David walked back to his car and, as discreetly as possible, removed the butterfly knife he kept in his sock, and put it in the glove box. No need to tempt fate, particularly since the idea of spending an hour anywhere talking to Bennie’s wife without some kind of medication — be it in pill or liquid form — had him considering ways to potentially kill himself, not to mention anyone who might make him, something he was always wary of when out in public, even though he still didn’t recognize himself in the mirror.

This all had the potential to turn black quickly. But before he could make a break for it, Rachel pulled up in her little silver Mercedes convertible, the top down even though it was only about sixty degrees outside. She was on the phone, and when she saw David she waved at him but didn’t hang up.

David watched her for a few moments, tried to decide if he found her attractive or if it was just that he hadn’t spent any time alone with a woman — in a physical way — in almost a year. It was easy for him to dismiss these thoughts at the temple, since most of the women there were so wracked with worry or guilt or some kind of existential crisis that he wasn’t able to look at them as women at all. They were just bundles of problems clothed in expensive leisure wear.

With Rachel, though, David felt a small sense of familiarity. It wasn’t that she reminded him of Jennifer exactly. As far as he could tell, they were completely different from one another in almost every plausible way — Jennifer would no sooner drive around in a convertible Mercedes while talking on a cell phone than she would ride on the back of a motorcycle with her ass hanging out — except in one sense: They were both married to bad men.

It took a special kind of woman to decide that hitching up with a mob hit man and freelance professional killer (or, in Rachel’s case, a Mafia boss who probably didn’t kill a lot of people with his own hands anymore but likely had done a fair share of that sort of thing back when they were dating) was a fun way to spend not merely a few dates but also the rest of her life.

Maybe it was exciting at first, when everyone was young and stupid and watched a lot of dumb movies, but once things got solid, once bills came due and there were kids and broken radiators and car payments and funerals, along with all the other tiny disasters that made up the daily life of a married couple, you had to want it. You had to call what you had love. You had to look at that person in bed next to you and respect him, even if you knew the truth about what he was.

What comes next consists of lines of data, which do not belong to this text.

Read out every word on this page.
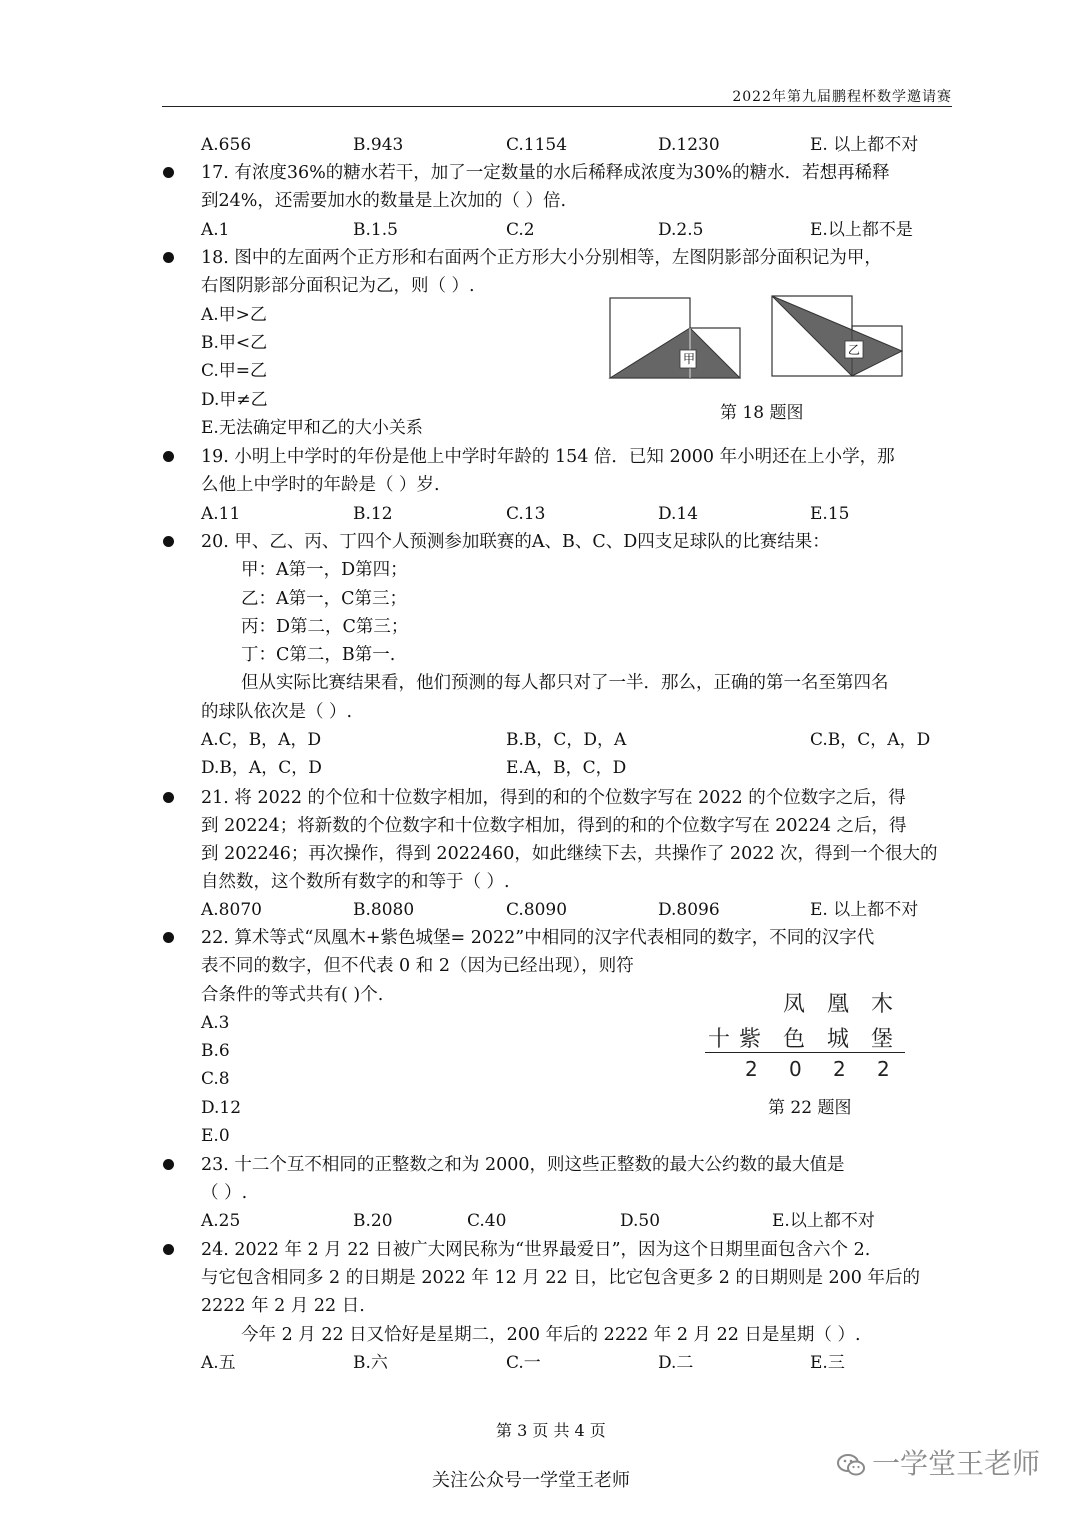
2022年第九届鹏程杯数学邀请赛
A.656	B.943	C.1154	D.1230	E. 以上都不对
17. 有浓度36%的糖水若干，加了一定数量的水后稀释成浓度为30%的糖水．若想再稀释
到24%，还需要加水的数量是上次加的（ ）倍.
A.1	B.1.5	C.2	D.2.5	E.以上都不是
18. 图中的左面两个正方形和右面两个正方形大小分别相等，左图阴影部分面积记为甲，
右图阴影部分面积记为乙，则（ ）.
A.甲>乙
B.甲<乙
C.甲=乙
D.甲≠乙
E.无法确定甲和乙的大小关系
甲
乙
第 18 题图
19. 小明上中学时的年份是他上中学时年龄的 154 倍．已知 2000 年小明还在上小学，那
么他上中学时的年龄是（ ）岁.
A.11	B.12	C.13	D.14	E.15
20. 甲、乙、丙、丁四个人预测参加联赛的A、B、C、D四支足球队的比赛结果：
甲：A第一，D第四；
乙：A第一，C第三；
丙：D第二，C第三；
丁：C第二，B第一.
但从实际比赛结果看，他们预测的每人都只对了一半．那么，正确的第一名至第四名
的球队依次是（ ）.
A.C，B，A，D	B.B，C，D，A	C.B，C，A，D
D.B，A，C，D	E.A，B，C，D
21. 将 2022 的个位和十位数字相加，得到的和的个位数字写在 2022 的个位数字之后，得
到 20224；将新数的个位数字和十位数字相加，得到的和的个位数字写在 20224 之后，得
到 202246；再次操作，得到 2022460，如此继续下去，共操作了 2022 次，得到一个很大的
自然数，这个数所有数字的和等于（ ）.
A.8070	B.8080	C.8090	D.8096	E. 以上都不对
22. 算术等式“凤凰木+紫色城堡= 2022”中相同的汉字代表相同的数字，不同的汉字代
表不同的数字，但不代表 0 和 2（因为已经出现），则符
合条件的等式共有( )个.
A.3
B.6
C.8
D.12
E.0
凤 凰 木
十 紫 色 城 堡
2 0 2 2
第 22 题图
23. 十二个互不相同的正整数之和为 2000，则这些正整数的最大公约数的最大值是
（ ）.
A.25	B.20	C.40	D.50	E.以上都不对
24. 2022 年 2 月 22 日被广大网民称为“世界最爱日”，因为这个日期里面包含六个 2.
与它包含相同多 2 的日期是 2022 年 12 月 22 日，比它包含更多 2 的日期则是 200 年后的
2222 年 2 月 22 日.
今年 2 月 22 日又恰好是星期二，200 年后的 2222 年 2 月 22 日是星期（ ）.
A.五	B.六	C.一	D.二	E.三
第 3 页 共 4 页
关注公众号一学堂王老师
一学堂王老师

“Sorry I’m late,” Rachel said when she finally reached David. “It’s been a crazy day.” She was wearing a light blue sweater set, black trousers that widened around her ankles, so that David couldn’t see her shoes, no sunglasses. She had on the same jewelry she always wore — diamond earrings, the simple gold necklace, the nice wedding ring he’d first noticed at the Hanukkah carnival — and carried an expensive-looking handbag.

“I just got here,” David said.

“If you’re anything like my father,” she said, “you’ll just love this place.”

“What about Mr. Savone?”

“Oh, he won’t come here,” she said. “He won’t go anywhere near a wine bar.”